A sign about masking stands at the entrance of Fork & Spoon on Main Street in Bangor. Credit: Linda Coan O'Kresik / BDN

Penobscot County reported nearly 200 cases on Friday, doubling the highest case count it saw during last winter’s surge amid the spread of the delta variant.

A total of 198 cases were reported by the Maine Center for Disease Control and Prevention on Friday: 161 confirmed cases and 37 probable. It was another dubious distinction for the county, which saw a record number of coronavirus hospitalizations on Thursday and has been especially hard hit by the delta variant.

Case totals and hospitalizations have now surpassed the worst that Penobscot County saw during the winter surge of 2020-21, when new daily cases peaked at 96 on Jan. 14. Experts fear case numbers and hospitalizations will only rise across the state as flu season approaches.
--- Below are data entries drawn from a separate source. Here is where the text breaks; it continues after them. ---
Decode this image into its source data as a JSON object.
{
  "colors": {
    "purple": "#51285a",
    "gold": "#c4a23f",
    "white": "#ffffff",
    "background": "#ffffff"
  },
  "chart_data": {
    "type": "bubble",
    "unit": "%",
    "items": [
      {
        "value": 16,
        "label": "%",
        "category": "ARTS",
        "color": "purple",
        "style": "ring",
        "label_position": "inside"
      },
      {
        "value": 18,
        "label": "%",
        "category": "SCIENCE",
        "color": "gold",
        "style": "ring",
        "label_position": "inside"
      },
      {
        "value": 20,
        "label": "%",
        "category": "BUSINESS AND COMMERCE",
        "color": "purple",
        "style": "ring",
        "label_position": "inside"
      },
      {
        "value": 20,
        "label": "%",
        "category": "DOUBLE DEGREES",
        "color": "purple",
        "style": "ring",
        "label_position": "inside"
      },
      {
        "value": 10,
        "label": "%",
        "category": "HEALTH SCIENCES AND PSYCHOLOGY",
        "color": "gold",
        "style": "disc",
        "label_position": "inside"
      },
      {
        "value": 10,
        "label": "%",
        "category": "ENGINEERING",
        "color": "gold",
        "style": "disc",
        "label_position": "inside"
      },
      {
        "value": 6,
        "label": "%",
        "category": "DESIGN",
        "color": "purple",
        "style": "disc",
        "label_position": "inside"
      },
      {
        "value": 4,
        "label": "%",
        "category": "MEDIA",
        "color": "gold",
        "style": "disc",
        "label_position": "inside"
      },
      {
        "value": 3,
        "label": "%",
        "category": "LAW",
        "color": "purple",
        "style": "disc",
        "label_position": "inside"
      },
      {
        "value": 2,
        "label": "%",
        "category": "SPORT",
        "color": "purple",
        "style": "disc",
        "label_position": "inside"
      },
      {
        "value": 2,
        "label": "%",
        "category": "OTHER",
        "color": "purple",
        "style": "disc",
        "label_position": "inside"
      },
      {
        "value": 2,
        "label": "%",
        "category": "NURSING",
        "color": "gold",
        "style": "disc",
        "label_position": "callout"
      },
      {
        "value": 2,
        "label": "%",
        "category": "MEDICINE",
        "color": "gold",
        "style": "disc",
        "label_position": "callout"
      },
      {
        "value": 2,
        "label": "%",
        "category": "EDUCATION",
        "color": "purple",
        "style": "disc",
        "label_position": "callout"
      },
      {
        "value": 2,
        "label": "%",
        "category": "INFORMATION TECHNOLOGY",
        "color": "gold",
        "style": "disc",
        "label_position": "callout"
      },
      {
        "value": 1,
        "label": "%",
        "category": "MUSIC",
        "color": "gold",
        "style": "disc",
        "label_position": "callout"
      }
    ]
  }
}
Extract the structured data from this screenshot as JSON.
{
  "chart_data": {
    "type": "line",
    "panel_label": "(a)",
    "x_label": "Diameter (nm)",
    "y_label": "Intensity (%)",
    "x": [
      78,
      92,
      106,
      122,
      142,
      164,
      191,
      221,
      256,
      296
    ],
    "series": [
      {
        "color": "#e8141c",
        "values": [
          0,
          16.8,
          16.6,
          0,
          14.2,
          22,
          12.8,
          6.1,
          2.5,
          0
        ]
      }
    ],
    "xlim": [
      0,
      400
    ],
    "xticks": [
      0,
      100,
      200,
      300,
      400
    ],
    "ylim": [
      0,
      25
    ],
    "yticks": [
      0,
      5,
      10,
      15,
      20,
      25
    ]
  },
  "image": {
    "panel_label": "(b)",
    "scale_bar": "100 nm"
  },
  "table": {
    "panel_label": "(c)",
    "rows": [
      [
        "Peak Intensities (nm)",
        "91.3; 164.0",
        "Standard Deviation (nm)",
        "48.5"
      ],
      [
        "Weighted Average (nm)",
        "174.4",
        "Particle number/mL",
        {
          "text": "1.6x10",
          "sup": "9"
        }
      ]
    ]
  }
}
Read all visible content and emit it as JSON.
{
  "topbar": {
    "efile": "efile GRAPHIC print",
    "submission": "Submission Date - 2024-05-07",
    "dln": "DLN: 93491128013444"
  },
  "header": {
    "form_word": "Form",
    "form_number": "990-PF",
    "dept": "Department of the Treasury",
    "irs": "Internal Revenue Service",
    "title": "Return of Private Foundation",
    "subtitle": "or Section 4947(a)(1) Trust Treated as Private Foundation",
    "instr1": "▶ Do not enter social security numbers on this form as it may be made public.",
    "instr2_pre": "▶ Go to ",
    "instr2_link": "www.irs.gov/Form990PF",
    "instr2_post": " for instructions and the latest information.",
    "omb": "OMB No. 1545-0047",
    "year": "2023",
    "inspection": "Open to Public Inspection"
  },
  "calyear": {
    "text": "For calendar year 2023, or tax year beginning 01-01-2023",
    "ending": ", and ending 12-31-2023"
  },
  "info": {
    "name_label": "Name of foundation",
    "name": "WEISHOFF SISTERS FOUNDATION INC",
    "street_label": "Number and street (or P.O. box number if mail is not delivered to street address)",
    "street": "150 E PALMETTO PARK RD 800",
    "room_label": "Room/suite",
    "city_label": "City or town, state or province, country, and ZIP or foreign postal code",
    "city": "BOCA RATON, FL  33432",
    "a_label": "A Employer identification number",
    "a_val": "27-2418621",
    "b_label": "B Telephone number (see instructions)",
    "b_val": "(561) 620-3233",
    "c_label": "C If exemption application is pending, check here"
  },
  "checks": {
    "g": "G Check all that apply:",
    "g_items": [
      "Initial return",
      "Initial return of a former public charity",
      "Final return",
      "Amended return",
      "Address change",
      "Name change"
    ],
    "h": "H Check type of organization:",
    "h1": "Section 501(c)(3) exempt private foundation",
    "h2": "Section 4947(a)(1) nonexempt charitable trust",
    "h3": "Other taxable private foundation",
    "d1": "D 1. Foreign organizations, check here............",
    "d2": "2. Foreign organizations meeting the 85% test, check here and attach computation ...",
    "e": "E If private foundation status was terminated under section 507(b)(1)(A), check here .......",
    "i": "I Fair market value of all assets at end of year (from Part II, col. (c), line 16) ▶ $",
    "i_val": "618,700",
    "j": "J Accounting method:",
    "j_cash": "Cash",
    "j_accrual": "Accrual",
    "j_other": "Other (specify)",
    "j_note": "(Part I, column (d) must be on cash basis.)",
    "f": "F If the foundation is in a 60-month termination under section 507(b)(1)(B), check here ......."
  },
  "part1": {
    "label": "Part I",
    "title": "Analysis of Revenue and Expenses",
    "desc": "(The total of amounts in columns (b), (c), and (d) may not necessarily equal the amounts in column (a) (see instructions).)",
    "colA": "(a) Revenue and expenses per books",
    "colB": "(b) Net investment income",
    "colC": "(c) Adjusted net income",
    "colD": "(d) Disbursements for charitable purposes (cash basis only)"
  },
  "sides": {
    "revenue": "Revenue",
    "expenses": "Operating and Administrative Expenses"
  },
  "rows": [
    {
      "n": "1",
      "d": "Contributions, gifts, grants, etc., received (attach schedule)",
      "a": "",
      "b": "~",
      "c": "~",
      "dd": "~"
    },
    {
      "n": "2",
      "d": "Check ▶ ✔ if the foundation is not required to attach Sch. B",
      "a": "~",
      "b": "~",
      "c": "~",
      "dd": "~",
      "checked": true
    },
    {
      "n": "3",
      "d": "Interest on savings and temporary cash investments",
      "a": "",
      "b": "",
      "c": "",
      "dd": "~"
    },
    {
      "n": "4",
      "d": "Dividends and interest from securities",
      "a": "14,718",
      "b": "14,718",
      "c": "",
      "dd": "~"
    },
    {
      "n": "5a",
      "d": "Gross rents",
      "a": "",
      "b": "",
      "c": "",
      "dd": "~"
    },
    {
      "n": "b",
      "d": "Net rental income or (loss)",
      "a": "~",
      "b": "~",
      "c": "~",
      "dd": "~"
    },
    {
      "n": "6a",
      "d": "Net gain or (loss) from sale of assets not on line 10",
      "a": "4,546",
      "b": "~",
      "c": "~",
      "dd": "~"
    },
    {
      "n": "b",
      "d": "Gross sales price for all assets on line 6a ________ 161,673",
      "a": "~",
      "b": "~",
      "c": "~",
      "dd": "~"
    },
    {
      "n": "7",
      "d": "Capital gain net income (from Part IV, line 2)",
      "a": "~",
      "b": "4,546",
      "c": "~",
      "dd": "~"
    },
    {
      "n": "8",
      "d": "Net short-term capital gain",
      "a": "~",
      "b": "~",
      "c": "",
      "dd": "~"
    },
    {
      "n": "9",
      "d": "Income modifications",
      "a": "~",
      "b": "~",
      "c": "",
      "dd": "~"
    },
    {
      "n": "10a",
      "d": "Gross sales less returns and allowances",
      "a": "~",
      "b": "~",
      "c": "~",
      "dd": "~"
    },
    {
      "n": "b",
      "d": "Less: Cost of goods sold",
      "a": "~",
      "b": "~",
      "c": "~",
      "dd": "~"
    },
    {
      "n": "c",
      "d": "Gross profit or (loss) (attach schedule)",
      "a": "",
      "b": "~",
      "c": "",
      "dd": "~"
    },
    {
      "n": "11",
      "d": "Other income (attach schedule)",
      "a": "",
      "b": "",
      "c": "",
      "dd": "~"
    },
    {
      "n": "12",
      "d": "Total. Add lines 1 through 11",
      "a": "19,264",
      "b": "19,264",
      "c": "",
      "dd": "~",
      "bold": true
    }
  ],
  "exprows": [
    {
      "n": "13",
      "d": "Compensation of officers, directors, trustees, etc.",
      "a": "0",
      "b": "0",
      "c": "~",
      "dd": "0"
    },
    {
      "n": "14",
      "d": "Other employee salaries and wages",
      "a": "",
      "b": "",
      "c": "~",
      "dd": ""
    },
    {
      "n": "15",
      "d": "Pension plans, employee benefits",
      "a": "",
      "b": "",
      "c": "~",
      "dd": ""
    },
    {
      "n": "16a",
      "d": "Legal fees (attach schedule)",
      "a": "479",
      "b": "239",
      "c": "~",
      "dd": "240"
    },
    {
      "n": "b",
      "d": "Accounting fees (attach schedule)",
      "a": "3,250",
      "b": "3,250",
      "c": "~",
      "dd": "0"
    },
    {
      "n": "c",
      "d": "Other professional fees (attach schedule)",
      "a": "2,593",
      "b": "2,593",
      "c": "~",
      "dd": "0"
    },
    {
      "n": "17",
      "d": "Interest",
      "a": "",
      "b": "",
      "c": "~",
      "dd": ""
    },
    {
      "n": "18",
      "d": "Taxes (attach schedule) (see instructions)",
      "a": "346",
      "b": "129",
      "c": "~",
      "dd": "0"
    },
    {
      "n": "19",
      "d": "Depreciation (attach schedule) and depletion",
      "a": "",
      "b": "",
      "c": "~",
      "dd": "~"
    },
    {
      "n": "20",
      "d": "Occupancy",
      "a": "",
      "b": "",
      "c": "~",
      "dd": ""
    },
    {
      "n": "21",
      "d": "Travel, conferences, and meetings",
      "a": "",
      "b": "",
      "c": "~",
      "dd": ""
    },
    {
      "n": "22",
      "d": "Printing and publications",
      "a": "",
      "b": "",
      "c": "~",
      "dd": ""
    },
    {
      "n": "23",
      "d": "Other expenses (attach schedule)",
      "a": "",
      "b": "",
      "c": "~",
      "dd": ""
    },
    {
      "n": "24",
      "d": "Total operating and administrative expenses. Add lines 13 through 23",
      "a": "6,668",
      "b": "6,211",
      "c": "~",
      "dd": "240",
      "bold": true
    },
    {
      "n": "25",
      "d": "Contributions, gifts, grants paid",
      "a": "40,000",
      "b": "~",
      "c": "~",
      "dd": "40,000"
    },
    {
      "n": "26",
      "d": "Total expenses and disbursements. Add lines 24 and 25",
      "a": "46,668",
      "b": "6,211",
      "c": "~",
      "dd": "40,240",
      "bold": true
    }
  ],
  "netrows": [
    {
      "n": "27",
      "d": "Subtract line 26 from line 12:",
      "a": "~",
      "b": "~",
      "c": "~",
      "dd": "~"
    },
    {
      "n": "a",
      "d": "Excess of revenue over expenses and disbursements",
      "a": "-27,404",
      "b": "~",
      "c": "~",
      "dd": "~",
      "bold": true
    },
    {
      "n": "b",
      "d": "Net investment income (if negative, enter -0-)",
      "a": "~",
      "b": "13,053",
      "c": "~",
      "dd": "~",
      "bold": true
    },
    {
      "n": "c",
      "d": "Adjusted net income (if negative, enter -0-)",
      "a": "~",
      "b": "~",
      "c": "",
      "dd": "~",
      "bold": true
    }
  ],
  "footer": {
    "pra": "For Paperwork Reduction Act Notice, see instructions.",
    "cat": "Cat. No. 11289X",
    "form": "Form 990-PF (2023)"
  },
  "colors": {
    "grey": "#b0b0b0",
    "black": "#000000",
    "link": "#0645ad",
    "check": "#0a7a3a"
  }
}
Spread in Penobscot County was already significant in August, but has become far more prevalent in September. Some 1,447 cases have been reported in the county of about 150,000 people already this month, already eclipsing the August total of 1,115. That’s an average of about 90 new cases a day, up from an average of about 36 in August.

While it is not clear why the virus is spreading so significantly in Penobscot County, the county contains several communities with among the lowest vaccination rates in the state, and they rely on Bangor as an economic service center. About 41,000 people in the county who are eligible for the shot have not received a single dose, about three in every 10 people across the county.

The number of confirmed cases, which denotes those with a positive result from a COVID-19 test, is among the highest ever recorded for a Maine county in a single day. The Maine CDC had never reported more than 110 positive tests in Penobscot County in a single day until today.

The new cases could also lead to new hospitalizations.

The ICU at Northern Light Eastern Maine Medical Center in Bangor has been overwhelmed in recent weeks amid a surge in patients. Staff have been stretched thin during the recent surge, with some being unavailable as they get sick from either the coronavirus or due to increased stress, critical care nurse Chris Laird said late last month.

More than 9 percent of the 11,539 COVID-19 tests conducted on Penobscot County residents in the two weeks before Thursday came back positive, the third highest rate in the state after Piscataquis and Waldo Counties, according to Maine CDC data.